“Exáudi nos, Dómine, quóniam benígna est misericórdia tua: secúndum
multitúdinem miseratiónum tuárum réspice nos, Dómine.
Salvum me fac, Deus: quóniam intravérunt aquæ usque ad ánimam meam.”
2. Preparação próxima: Tempo da Quaresma
Expiação
do pecado da parte do homem
Na
linguagem corrente, a Quaresma abrange os dias que vão da Quarta-feira de
Cinzas até o Sábado Santo. Contudo, a liturgia propriamente quaresmal começa
com o primeiro Domingo da Quaresma e termina com o sábado antes do Domingo da
Paixão.
A
Quaresma pode considerar-se, no ano litúrgico, o tempo mais rico de
ensinamento. Lembra o retiro de Moisés, o longo jejum do profeta Elias e do
Salvador. Foi instituída como preparação para o Ministério Pascal, que compreende
a Paixão e a Morte (Sexta-feira Santa), a Sepultura (Sábado Santo), e a
Ressureição de Jesus Cristo (Domingo e Oitava da Páscoa).
Data
dos tempos apostólicos – A Quaresma como sinônimo de jejum observado por devoção
individual na Sexta-feira e Sábado Santos, e logo extendido a toda Semana
Santa.

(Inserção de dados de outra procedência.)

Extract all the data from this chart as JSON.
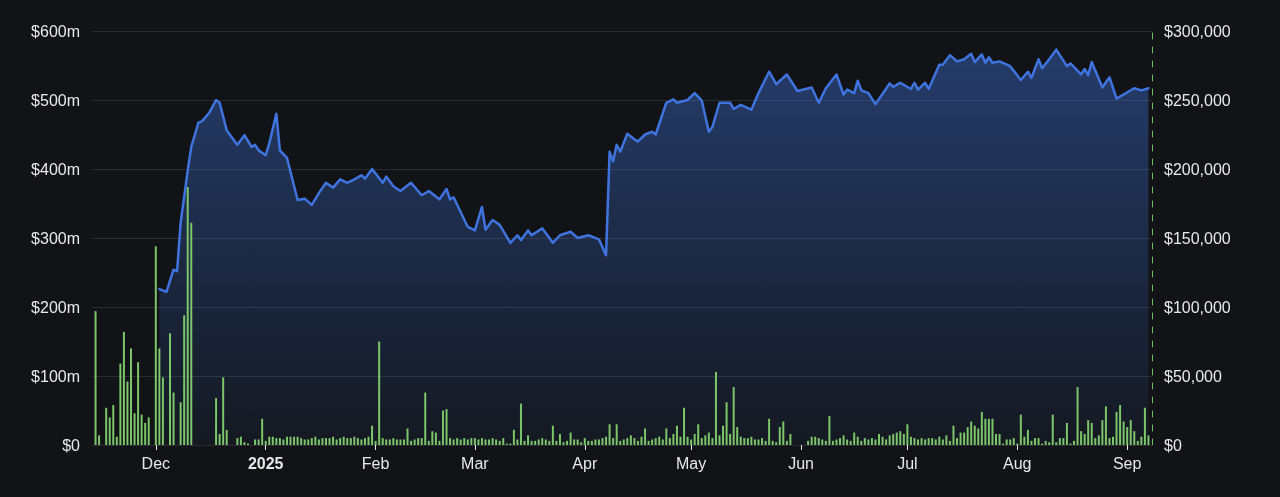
{
  "chart_data": {
    "type": "area",
    "grid": "y",
    "marker": "none",
    "xlim": [
      "2024-11-13",
      "2025-09-08"
    ],
    "xticks": [
      {
        "value": "2024-12-01",
        "label": "Dec"
      },
      {
        "value": "2025-01-01",
        "label": "2025"
      },
      {
        "value": "2025-02-01",
        "label": "Feb"
      },
      {
        "value": "2025-03-01",
        "label": "Mar"
      },
      {
        "value": "2025-04-01",
        "label": "Apr"
      },
      {
        "value": "2025-05-01",
        "label": "May"
      },
      {
        "value": "2025-06-01",
        "label": "Jun"
      },
      {
        "value": "2025-07-01",
        "label": "Jul"
      },
      {
        "value": "2025-08-01",
        "label": "Aug"
      },
      {
        "value": "2025-09-01",
        "label": "Sep"
      }
    ],
    "ylim": [
      0,
      600
    ],
    "yticks": [
      {
        "value": 0,
        "label": "$0"
      },
      {
        "value": 100,
        "label": "$100m"
      },
      {
        "value": 200,
        "label": "$200m"
      },
      {
        "value": 300,
        "label": "$300m"
      },
      {
        "value": 400,
        "label": "$400m"
      },
      {
        "value": 500,
        "label": "$500m"
      },
      {
        "value": 600,
        "label": "$600m"
      }
    ],
    "y2lim": [
      0,
      300000
    ],
    "y2ticks": [
      {
        "value": 0,
        "label": "$0"
      },
      {
        "value": 50000,
        "label": "$50,000"
      },
      {
        "value": 100000,
        "label": "$100,000"
      },
      {
        "value": 150000,
        "label": "$150,000"
      },
      {
        "value": 200000,
        "label": "$200,000"
      },
      {
        "value": 250000,
        "label": "$250,000"
      },
      {
        "value": 300000,
        "label": "$300,000"
      }
    ],
    "series": [
      {
        "color": "#3f74de",
        "x": [
          "2024-12-02",
          "2024-12-04",
          "2024-12-06",
          "2024-12-07",
          "2024-12-08",
          "2024-12-10",
          "2024-12-11",
          "2024-12-13",
          "2024-12-14",
          "2024-12-16",
          "2024-12-18",
          "2024-12-19",
          "2024-12-21",
          "2024-12-22",
          "2024-12-24",
          "2024-12-26",
          "2024-12-28",
          "2024-12-29",
          "2024-12-30",
          "2025-01-01",
          "2025-01-02",
          "2025-01-04",
          "2025-01-05",
          "2025-01-07",
          "2025-01-10",
          "2025-01-12",
          "2025-01-14",
          "2025-01-16",
          "2025-01-18",
          "2025-01-20",
          "2025-01-22",
          "2025-01-24",
          "2025-01-26",
          "2025-01-28",
          "2025-01-29",
          "2025-01-31",
          "2025-02-03",
          "2025-02-04",
          "2025-02-06",
          "2025-02-08",
          "2025-02-11",
          "2025-02-14",
          "2025-02-16",
          "2025-02-19",
          "2025-02-21",
          "2025-02-22",
          "2025-02-23",
          "2025-02-27",
          "2025-03-01",
          "2025-03-03",
          "2025-03-04",
          "2025-03-06",
          "2025-03-08",
          "2025-03-11",
          "2025-03-13",
          "2025-03-14",
          "2025-03-16",
          "2025-03-17",
          "2025-03-20",
          "2025-03-23",
          "2025-03-25",
          "2025-03-28",
          "2025-03-30",
          "2025-04-02",
          "2025-04-05",
          "2025-04-07",
          "2025-04-08",
          "2025-04-09",
          "2025-04-10",
          "2025-04-11",
          "2025-04-13",
          "2025-04-15",
          "2025-04-16",
          "2025-04-18",
          "2025-04-20",
          "2025-04-21",
          "2025-04-24",
          "2025-04-26",
          "2025-04-27",
          "2025-04-30",
          "2025-05-02",
          "2025-05-04",
          "2025-05-06",
          "2025-05-07",
          "2025-05-09",
          "2025-05-12",
          "2025-05-13",
          "2025-05-15",
          "2025-05-18",
          "2025-05-20",
          "2025-05-23",
          "2025-05-25",
          "2025-05-28",
          "2025-05-31",
          "2025-06-04",
          "2025-06-06",
          "2025-06-08",
          "2025-06-11",
          "2025-06-13",
          "2025-06-14",
          "2025-06-16",
          "2025-06-17",
          "2025-06-18",
          "2025-06-20",
          "2025-06-22",
          "2025-06-26",
          "2025-06-27",
          "2025-06-29",
          "2025-07-02",
          "2025-07-03",
          "2025-07-04",
          "2025-07-06",
          "2025-07-07",
          "2025-07-10",
          "2025-07-11",
          "2025-07-13",
          "2025-07-15",
          "2025-07-17",
          "2025-07-19",
          "2025-07-20",
          "2025-07-22",
          "2025-07-23",
          "2025-07-24",
          "2025-07-25",
          "2025-07-27",
          "2025-07-30",
          "2025-08-02",
          "2025-08-04",
          "2025-08-05",
          "2025-08-07",
          "2025-08-08",
          "2025-08-10",
          "2025-08-12",
          "2025-08-15",
          "2025-08-16",
          "2025-08-19",
          "2025-08-20",
          "2025-08-21",
          "2025-08-22",
          "2025-08-25",
          "2025-08-27",
          "2025-08-29",
          "2025-09-03",
          "2025-09-05",
          "2025-09-07"
        ],
        "values": [
          226,
          222,
          254,
          252,
          322,
          398,
          432,
          467,
          469,
          481,
          500,
          496,
          456,
          449,
          435,
          449,
          432,
          435,
          427,
          420,
          437,
          480,
          427,
          416,
          355,
          357,
          348,
          365,
          380,
          373,
          385,
          380,
          385,
          391,
          386,
          400,
          380,
          389,
          375,
          368,
          380,
          362,
          368,
          356,
          371,
          356,
          359,
          316,
          311,
          345,
          312,
          326,
          319,
          293,
          304,
          297,
          311,
          304,
          314,
          293,
          304,
          309,
          300,
          304,
          298,
          275,
          425,
          411,
          435,
          425,
          451,
          443,
          440,
          450,
          454,
          450,
          496,
          501,
          496,
          500,
          510,
          499,
          454,
          461,
          496,
          496,
          487,
          493,
          486,
          510,
          541,
          523,
          537,
          513,
          518,
          496,
          517,
          537,
          508,
          515,
          510,
          528,
          514,
          510,
          494,
          524,
          519,
          525,
          516,
          525,
          515,
          525,
          516,
          551,
          551,
          565,
          556,
          559,
          567,
          555,
          566,
          554,
          562,
          554,
          556,
          549,
          529,
          541,
          532,
          559,
          546,
          559,
          573,
          549,
          553,
          537,
          545,
          536,
          555,
          518,
          533,
          502,
          517,
          514,
          517
        ]
      },
      {
        "type": "bar",
        "axis": "y2",
        "color": "#7cc66a",
        "x": [
          "2024-11-14",
          "2024-11-15",
          "2024-11-17",
          "2024-11-18",
          "2024-11-19",
          "2024-11-20",
          "2024-11-21",
          "2024-11-22",
          "2024-11-23",
          "2024-11-24",
          "2024-11-25",
          "2024-11-26",
          "2024-11-27",
          "2024-11-28",
          "2024-11-29",
          "2024-12-01",
          "2024-12-02",
          "2024-12-03",
          "2024-12-05",
          "2024-12-06",
          "2024-12-08",
          "2024-12-09",
          "2024-12-10",
          "2024-12-11",
          "2024-12-18",
          "2024-12-19",
          "2024-12-20",
          "2024-12-21",
          "2024-12-24",
          "2024-12-25",
          "2024-12-26",
          "2024-12-27",
          "2024-12-29",
          "2024-12-30",
          "2024-12-31",
          "2025-01-01",
          "2025-01-02",
          "2025-01-03",
          "2025-01-04",
          "2025-01-05",
          "2025-01-06",
          "2025-01-07",
          "2025-01-08",
          "2025-01-09",
          "2025-01-10",
          "2025-01-11",
          "2025-01-12",
          "2025-01-13",
          "2025-01-14",
          "2025-01-15",
          "2025-01-16",
          "2025-01-17",
          "2025-01-18",
          "2025-01-19",
          "2025-01-20",
          "2025-01-21",
          "2025-01-22",
          "2025-01-23",
          "2025-01-24",
          "2025-01-25",
          "2025-01-26",
          "2025-01-27",
          "2025-01-28",
          "2025-01-29",
          "2025-01-30",
          "2025-01-31",
          "2025-02-01",
          "2025-02-02",
          "2025-02-03",
          "2025-02-04",
          "2025-02-05",
          "2025-02-06",
          "2025-02-07",
          "2025-02-08",
          "2025-02-09",
          "2025-02-10",
          "2025-02-11",
          "2025-02-12",
          "2025-02-13",
          "2025-02-14",
          "2025-02-15",
          "2025-02-16",
          "2025-02-17",
          "2025-02-18",
          "2025-02-19",
          "2025-02-20",
          "2025-02-21",
          "2025-02-22",
          "2025-02-23",
          "2025-02-24",
          "2025-02-25",
          "2025-02-26",
          "2025-02-27",
          "2025-02-28",
          "2025-03-01",
          "2025-03-02",
          "2025-03-03",
          "2025-03-04",
          "2025-03-05",
          "2025-03-06",
          "2025-03-07",
          "2025-03-08",
          "2025-03-09",
          "2025-03-10",
          "2025-03-11",
          "2025-03-12",
          "2025-03-13",
          "2025-03-14",
          "2025-03-15",
          "2025-03-16",
          "2025-03-17",
          "2025-03-18",
          "2025-03-19",
          "2025-03-20",
          "2025-03-21",
          "2025-03-22",
          "2025-03-23",
          "2025-03-24",
          "2025-03-25",
          "2025-03-26",
          "2025-03-27",
          "2025-03-28",
          "2025-03-29",
          "2025-03-30",
          "2025-03-31",
          "2025-04-01",
          "2025-04-02",
          "2025-04-03",
          "2025-04-04",
          "2025-04-05",
          "2025-04-06",
          "2025-04-07",
          "2025-04-08",
          "2025-04-09",
          "2025-04-10",
          "2025-04-11",
          "2025-04-12",
          "2025-04-13",
          "2025-04-14",
          "2025-04-15",
          "2025-04-16",
          "2025-04-17",
          "2025-04-18",
          "2025-04-19",
          "2025-04-20",
          "2025-04-21",
          "2025-04-22",
          "2025-04-23",
          "2025-04-24",
          "2025-04-25",
          "2025-04-26",
          "2025-04-27",
          "2025-04-28",
          "2025-04-29",
          "2025-04-30",
          "2025-05-01",
          "2025-05-02",
          "2025-05-03",
          "2025-05-04",
          "2025-05-05",
          "2025-05-06",
          "2025-05-07",
          "2025-05-08",
          "2025-05-09",
          "2025-05-10",
          "2025-05-11",
          "2025-05-12",
          "2025-05-13",
          "2025-05-14",
          "2025-05-15",
          "2025-05-16",
          "2025-05-17",
          "2025-05-18",
          "2025-05-19",
          "2025-05-20",
          "2025-05-21",
          "2025-05-22",
          "2025-05-23",
          "2025-05-24",
          "2025-05-25",
          "2025-05-26",
          "2025-05-27",
          "2025-05-28",
          "2025-05-29",
          "2025-06-03",
          "2025-06-04",
          "2025-06-05",
          "2025-06-06",
          "2025-06-07",
          "2025-06-08",
          "2025-06-09",
          "2025-06-10",
          "2025-06-11",
          "2025-06-12",
          "2025-06-13",
          "2025-06-14",
          "2025-06-15",
          "2025-06-16",
          "2025-06-17",
          "2025-06-18",
          "2025-06-19",
          "2025-06-20",
          "2025-06-21",
          "2025-06-22",
          "2025-06-23",
          "2025-06-24",
          "2025-06-25",
          "2025-06-26",
          "2025-06-27",
          "2025-06-28",
          "2025-06-29",
          "2025-06-30",
          "2025-07-01",
          "2025-07-02",
          "2025-07-03",
          "2025-07-04",
          "2025-07-05",
          "2025-07-06",
          "2025-07-07",
          "2025-07-08",
          "2025-07-09",
          "2025-07-10",
          "2025-07-11",
          "2025-07-12",
          "2025-07-13",
          "2025-07-14",
          "2025-07-15",
          "2025-07-16",
          "2025-07-17",
          "2025-07-18",
          "2025-07-19",
          "2025-07-20",
          "2025-07-21",
          "2025-07-22",
          "2025-07-23",
          "2025-07-24",
          "2025-07-25",
          "2025-07-26",
          "2025-07-27",
          "2025-07-28",
          "2025-07-29",
          "2025-07-30",
          "2025-07-31",
          "2025-08-01",
          "2025-08-02",
          "2025-08-03",
          "2025-08-04",
          "2025-08-05",
          "2025-08-06",
          "2025-08-07",
          "2025-08-08",
          "2025-08-09",
          "2025-08-10",
          "2025-08-11",
          "2025-08-12",
          "2025-08-13",
          "2025-08-14",
          "2025-08-15",
          "2025-08-16",
          "2025-08-17",
          "2025-08-18",
          "2025-08-19",
          "2025-08-20",
          "2025-08-21",
          "2025-08-22",
          "2025-08-23",
          "2025-08-24",
          "2025-08-25",
          "2025-08-26",
          "2025-08-27",
          "2025-08-28",
          "2025-08-29",
          "2025-08-30",
          "2025-08-31",
          "2025-09-01",
          "2025-09-02",
          "2025-09-03",
          "2025-09-04",
          "2025-09-05",
          "2025-09-06",
          "2025-09-07"
        ],
        "values": [
          97000,
          7000,
          27000,
          20000,
          29000,
          6000,
          59000,
          82000,
          46000,
          70000,
          23000,
          60000,
          22000,
          16000,
          20000,
          144000,
          70000,
          49000,
          81000,
          38000,
          31000,
          94000,
          187000,
          161000,
          34000,
          8000,
          49000,
          11000,
          5000,
          6000,
          2000,
          1000,
          4000,
          4000,
          19000,
          3000,
          6000,
          6000,
          5000,
          5000,
          4000,
          6000,
          6000,
          6000,
          6000,
          5000,
          4000,
          4000,
          5000,
          6000,
          4000,
          5000,
          5000,
          5000,
          6000,
          4000,
          5000,
          6000,
          5000,
          5000,
          6000,
          5000,
          4000,
          5000,
          6000,
          14000,
          3000,
          75000,
          5000,
          4000,
          4000,
          5000,
          4000,
          4000,
          4000,
          12000,
          3000,
          4000,
          5000,
          5000,
          38000,
          3000,
          10000,
          9000,
          3000,
          25000,
          26000,
          5000,
          4000,
          5000,
          4000,
          5000,
          4000,
          5000,
          5000,
          4000,
          5000,
          4000,
          4000,
          5000,
          4000,
          3000,
          5000,
          1000,
          1000,
          11000,
          4000,
          30000,
          3000,
          7000,
          3000,
          3000,
          4000,
          5000,
          4000,
          3000,
          14000,
          3000,
          8000,
          2000,
          3000,
          9000,
          4000,
          4000,
          2000,
          5000,
          3000,
          3000,
          4000,
          4000,
          5000,
          6000,
          15000,
          5000,
          15000,
          3000,
          4000,
          5000,
          7000,
          5000,
          3000,
          6000,
          12000,
          3000,
          4000,
          5000,
          6000,
          4000,
          12000,
          5000,
          8000,
          14000,
          6000,
          27000,
          6000,
          4000,
          8000,
          15000,
          5000,
          7000,
          9000,
          5000,
          53000,
          7000,
          14000,
          31000,
          8000,
          42000,
          13000,
          6000,
          5000,
          5000,
          6000,
          4000,
          4000,
          5000,
          3000,
          19000,
          3000,
          2000,
          13000,
          17000,
          3000,
          8000,
          3000,
          6000,
          6000,
          5000,
          4000,
          3000,
          21000,
          3000,
          4000,
          5000,
          7000,
          4000,
          3000,
          9000,
          6000,
          3000,
          5000,
          4000,
          5000,
          4000,
          8000,
          6000,
          4000,
          7000,
          8000,
          9000,
          10000,
          8000,
          15000,
          6000,
          5000,
          4000,
          5000,
          4000,
          5000,
          5000,
          4000,
          6000,
          4000,
          7000,
          3000,
          14000,
          5000,
          9000,
          9000,
          13000,
          17000,
          14000,
          12000,
          24000,
          19000,
          19000,
          19000,
          8000,
          8000,
          1000,
          4000,
          4000,
          5000,
          1000,
          22000,
          6000,
          11000,
          3000,
          5000,
          5000,
          1000,
          3000,
          2000,
          22000,
          2000,
          5000,
          5000,
          16000,
          1000,
          3000,
          42000,
          10000,
          8000,
          18000,
          16000,
          5000,
          7000,
          18000,
          28000,
          5000,
          6000,
          24000,
          29000,
          17000,
          13000,
          18000,
          10000,
          3000,
          6000,
          27000,
          7000
        ]
      }
    ]
  }
}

Na segunda metade do século II, a exemplo d e outras igrejas, Roma
introduziu a observância quaresmal em preparação para a Páscoa, limitando porém,
o jejum a três semanas somente: a primeira e quarta da atual Quaresma e a
Semana Santa. A verdadeira Quaresma com os quarenta dias de jejum e abstinência
de carne, data dos inícios do século IV, e acredita-se que, para essa instituição
tenham influído o catecumenato e a disciplina da penitência pública.
O
jejum consistia originalmente numa única refeição tomada à tardinha; por volta
do ano 1.000 antecipou-se para as três horas d atarde e no século XV tornou-se
uso comum o almoço ao meio-dia. Com o correr dos tempos, verificou-se que era
demasiado penoso a espera de vinte e quatro horas; foi-se por isso introduzido
o uso de tomar alguma coisa à tarde, e logo mais também pela manhã, costume
vigora ainda hoje. O jejum atual, portanto, consiste em tomar uma só refeição diária
completa, na hora de costume: pela manhã, ao meio-dia ou à tarde, com duas
refeições leves no restante do dia.
A Igreja prescreve, além do jejum, também a abstinência
de carne, que consiste em não comer carne ou derivados, n’aluns dias do ano,
que variam conforme determinação dos bispos locais; aliás, também os dias de
jejum são fixados pelos bispos.
A
obrigação da abstinência começa na idade de 7 anos completos; e a do jejum vai
dos 21 completos aos 60 começados. Nos dias de jejum com abstinência, estão
obrigados a guardá-los ainda os que estiverem legitimamente excusados ou
dispensados de jejum, como os menores de 21 anos e maiores de 59.
Pode-se
comer peixe nos dias de abstinência pelo fato de o peixe simbolizar a Eucaristia,
que é o alimento indispensável para a vida de nossa alma, e do qual não nos
devemos privar.
Comentário
dogmático – “Todos
pecamos, e todos precisamos fazer penitência”, afirma São Paulo. A penitência é
uma virtude sobrenatural intimamente ligada à virtude da justiça, que “dá a
cada um o que lhe pertence”: de fato, a penitência tende a reparar os pecados,
que são ultrajes a Deus, e por isso dividas contraídas com a justiça divina,
que requer a devida reparação e resgate. Portanto, a penitência inclina o pecador
a detestar o pecado, a repará-lo dignamente e a evitá-lo no futuro.
A
obrigatoriedade da penitência nasce de quatro motivos principais a saber:
1º
- Do dever de justiça para com Deus, a quem devemos honra e glória, o que lhe
negamos com o nosso pecado;
2º
- Da nossa incorporação com Cristo, o qual, inocente, expiou os nossos pecados;
nós, culpados, devemos associar-nos a ele, no Sacrifício da Cruz, com
generosidade e verdadeiro espírito de reparação;
3º
- Do dever de caridade para com nós mesmos, que precisamos descontar as penas
merecidas com os nossos pecados e que devemos, com o sacrifício, esforçar-nos
por dirigir para o bem as nossas inclinações, que tentam arrastar-nos para o
mal;
4º
- Do dever de caridade para com o nosso próximo, que sofreu o mau exemplo de
nossos pecados, os quais, além disso, lhe impediram de receber, em maior
escala, os benefícios espirituais da Comunhão dos Santos.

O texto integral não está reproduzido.